In its research, the NGS made troubling discoveries about one of its founders. A Georgia physician named Joseph Gaston Baillie Bulloch, who served as president of the group from 1909 to 1912, wrote openly about his eugenicist beliefs.
“In a 1912 article published in the NGS Quarterly, he advises how genealogy should be used to protect the white race from ‘admixture’ and ‘tainted blood,’” according to the report.
Racism within the society continued throughout the 20th century. In 1960, James Worris Moore, a Black employee of the National Archives, attended a meeting as a guest. When he applied for membership, fierce debate ensued over whether the society should integrate. Ultimately, the NGS voted not only to deny Moore’s membership, but to bar all Black applicants from joining.
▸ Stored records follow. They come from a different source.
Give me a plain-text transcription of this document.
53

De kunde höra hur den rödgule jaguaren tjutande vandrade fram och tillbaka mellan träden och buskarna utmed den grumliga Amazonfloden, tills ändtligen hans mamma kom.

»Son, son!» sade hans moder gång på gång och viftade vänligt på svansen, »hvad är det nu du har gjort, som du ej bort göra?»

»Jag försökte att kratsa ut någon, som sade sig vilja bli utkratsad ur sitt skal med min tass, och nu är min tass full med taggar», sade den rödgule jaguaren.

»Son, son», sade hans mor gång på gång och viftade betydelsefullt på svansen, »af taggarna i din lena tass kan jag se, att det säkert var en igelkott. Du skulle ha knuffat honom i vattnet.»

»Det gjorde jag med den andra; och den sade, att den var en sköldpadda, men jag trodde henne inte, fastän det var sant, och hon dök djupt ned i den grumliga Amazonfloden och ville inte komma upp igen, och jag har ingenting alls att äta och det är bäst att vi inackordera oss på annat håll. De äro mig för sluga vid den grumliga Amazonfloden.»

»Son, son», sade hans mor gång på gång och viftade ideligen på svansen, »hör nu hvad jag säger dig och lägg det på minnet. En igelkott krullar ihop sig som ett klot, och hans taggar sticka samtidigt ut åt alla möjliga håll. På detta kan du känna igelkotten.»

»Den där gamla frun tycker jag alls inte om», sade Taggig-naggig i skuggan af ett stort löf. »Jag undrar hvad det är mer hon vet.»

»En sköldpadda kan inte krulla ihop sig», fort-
“Negroes … have nothing in common with us, generally speaking,” one member told the Washington Post at the time, per the report.
After that, 12 years passed before James Dent Walker became the first Black member in 1972. A renowned genealogist, Walker also co-founded the Afro-American Historical and Genealogical Society in 1977; he was elected to the National Genealogy Hall of Fame in 1999.
LaJoy Mosby, the current president of the Afro-American Historical and Genealogical Society, commends the NGS’s move—as well as the organization’s diversity-oriented goals. She tells the Washington Post that organizations must confront racist histories, even when such reckonings are uncomfortable.
“It’s a matter of having people come to terms with that,” she says. “It’s the present, not the past, and regardless of how painful it is, it is okay to confront it. Let’s accept it and move forward.”
In its apology, the NGS “acknowledges, regrets and offers its deepest apology for previously failing to confront the Society’s historical and organizational bigotry, racism and discrimination. These past actions and behaviors marginalized communities of American genealogists and family historians, especially African Americans.”
“At present,” the group continues, “NGS is actively atoning for its history of exclusion. NGS is committed to continuing its research, uncovering additional information, making its history transparent and leading change.”